I'm reading Kuratowski's "Set theory", and here is a question from the Chapter 6.
Consider a linearly ordered set $A$ and its cuts, i.e., such pairs $\langle X,Y\rangle$ of $A$'s subsets that $X=Y^-$ and $Y=X^+$, where $X^+=\{a \in A:\forall (x\in X):a \geq x\}$, $Y^-=\{a \in A:\forall (y\in Y):a \leq y\}$.
Example of a cut. $\langle\{a\}^-,\{a\}^+\rangle$ (for all $a \in A$)
Let us call $A$ continuous, if for all cuts $\langle X,Y\rangle$ the condition $X \neq 0 \neq Y$ implies $X \cap Y \neq 0$. How can one prove that if $A$ is infinite and continuous, then its cardinality is $\geq \mathfrak{c}$ ?
P.S. Actually, I think the statement is wrong because the set $\mathbb{N}$ seems to be continuous according to these definitions.
It appears you are using - and + to mean the lower and upper sets.
In your example, X = {a}$^-$ and Y = {a}$^+$.
Thus X = Y$^-$ = {a}$^{+-}$ = L, the whole linear order.
So a is the top of L.
Also Y = X$^+$ = {a}$^{-+}$ = L.
So a is the bottom of L which has been reduced to a singleton.

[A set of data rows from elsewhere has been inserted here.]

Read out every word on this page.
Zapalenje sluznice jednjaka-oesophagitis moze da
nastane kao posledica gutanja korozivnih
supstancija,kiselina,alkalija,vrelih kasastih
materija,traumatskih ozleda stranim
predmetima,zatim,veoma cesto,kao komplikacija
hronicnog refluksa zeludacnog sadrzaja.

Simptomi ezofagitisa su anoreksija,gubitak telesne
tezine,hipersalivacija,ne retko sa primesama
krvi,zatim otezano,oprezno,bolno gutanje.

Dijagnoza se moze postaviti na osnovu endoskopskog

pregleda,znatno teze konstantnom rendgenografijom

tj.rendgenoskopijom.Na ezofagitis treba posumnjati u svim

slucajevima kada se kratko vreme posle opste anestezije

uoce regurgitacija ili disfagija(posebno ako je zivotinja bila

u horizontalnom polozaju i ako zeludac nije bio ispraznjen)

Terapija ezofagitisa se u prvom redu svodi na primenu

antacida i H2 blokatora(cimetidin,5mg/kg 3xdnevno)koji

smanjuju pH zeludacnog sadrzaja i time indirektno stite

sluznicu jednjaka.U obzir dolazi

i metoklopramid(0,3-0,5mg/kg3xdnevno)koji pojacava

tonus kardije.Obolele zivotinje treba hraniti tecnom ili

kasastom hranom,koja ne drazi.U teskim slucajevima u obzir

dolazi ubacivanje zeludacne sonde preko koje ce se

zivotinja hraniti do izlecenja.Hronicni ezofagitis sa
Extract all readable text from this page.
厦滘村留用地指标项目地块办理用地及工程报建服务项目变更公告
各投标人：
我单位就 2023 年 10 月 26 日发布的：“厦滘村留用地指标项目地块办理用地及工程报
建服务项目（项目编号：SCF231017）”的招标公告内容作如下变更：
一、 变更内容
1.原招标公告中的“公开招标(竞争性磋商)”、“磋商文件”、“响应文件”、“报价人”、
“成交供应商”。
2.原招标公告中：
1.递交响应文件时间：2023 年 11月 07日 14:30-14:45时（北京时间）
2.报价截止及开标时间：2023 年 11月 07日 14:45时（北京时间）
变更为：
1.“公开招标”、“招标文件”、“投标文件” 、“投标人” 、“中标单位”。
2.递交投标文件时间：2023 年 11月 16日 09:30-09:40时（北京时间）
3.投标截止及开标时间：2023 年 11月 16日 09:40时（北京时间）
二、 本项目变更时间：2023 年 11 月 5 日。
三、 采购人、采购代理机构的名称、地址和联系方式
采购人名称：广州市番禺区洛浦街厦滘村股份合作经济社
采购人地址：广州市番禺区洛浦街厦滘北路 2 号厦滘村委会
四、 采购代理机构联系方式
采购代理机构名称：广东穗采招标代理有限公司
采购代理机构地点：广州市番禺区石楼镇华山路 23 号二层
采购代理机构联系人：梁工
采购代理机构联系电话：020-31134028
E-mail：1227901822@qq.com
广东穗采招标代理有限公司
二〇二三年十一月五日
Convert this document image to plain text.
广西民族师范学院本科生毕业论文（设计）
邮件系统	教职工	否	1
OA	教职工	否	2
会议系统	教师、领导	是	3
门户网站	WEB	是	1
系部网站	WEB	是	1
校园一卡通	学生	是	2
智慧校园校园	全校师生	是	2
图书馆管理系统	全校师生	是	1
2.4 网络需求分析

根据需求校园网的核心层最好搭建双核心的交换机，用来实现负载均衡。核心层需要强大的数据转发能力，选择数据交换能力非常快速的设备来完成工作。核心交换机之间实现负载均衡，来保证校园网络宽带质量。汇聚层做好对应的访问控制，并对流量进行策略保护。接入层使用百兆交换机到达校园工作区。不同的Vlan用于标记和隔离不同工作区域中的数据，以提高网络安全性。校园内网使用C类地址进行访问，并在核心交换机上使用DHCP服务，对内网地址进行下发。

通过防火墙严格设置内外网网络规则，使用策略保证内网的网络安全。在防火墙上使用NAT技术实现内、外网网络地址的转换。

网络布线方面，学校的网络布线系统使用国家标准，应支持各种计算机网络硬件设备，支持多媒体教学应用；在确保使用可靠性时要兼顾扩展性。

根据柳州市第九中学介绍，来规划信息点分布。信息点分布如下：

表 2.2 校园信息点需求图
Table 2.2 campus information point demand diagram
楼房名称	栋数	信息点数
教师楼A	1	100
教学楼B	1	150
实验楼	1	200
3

The correct definition of a cut (X,Y) is
X $\cup$ Y = L and for all x in X, y in Y, x <= y.
Whereupon the example you gave is correct.
Let L be continuous.
If x < y and there is no point between them,
then ({x}$^-$,{y}$^+$) is a cut by disjoint sets.
Thus L is order dense.
Assume L = { $a_1, a_2,.. $} is countable.
Pick $a_1, a_2$ so $a_1$ < $a_2$.
Let $b_1$ be the first a with $a_1 < b_1 < a_2$.
Let $b_2$ be the first a with $b_1 < b_2 < a_2$.
Let $b_3$ be the first a with $b_1 < b_3 < b_2$.
Let $b_4$ be the first a with $b_3 < b_4 < b_2$.
Let $b_5$ be the first a with $b_3 < b_5 < b_4$.
Let $b_6$ be the first a with $b_5 < b_6 < b_4$.
Continue this interweaving though all the a's.
Let X = the lower set of $\cup${ b_{2n} : n in N }.
Let Y = the upper set of $\cup${ b_{2n+1} : n in N }.
Show (X,Y) is a cut and X and Y are disjoint.
Conclude L is not continuous.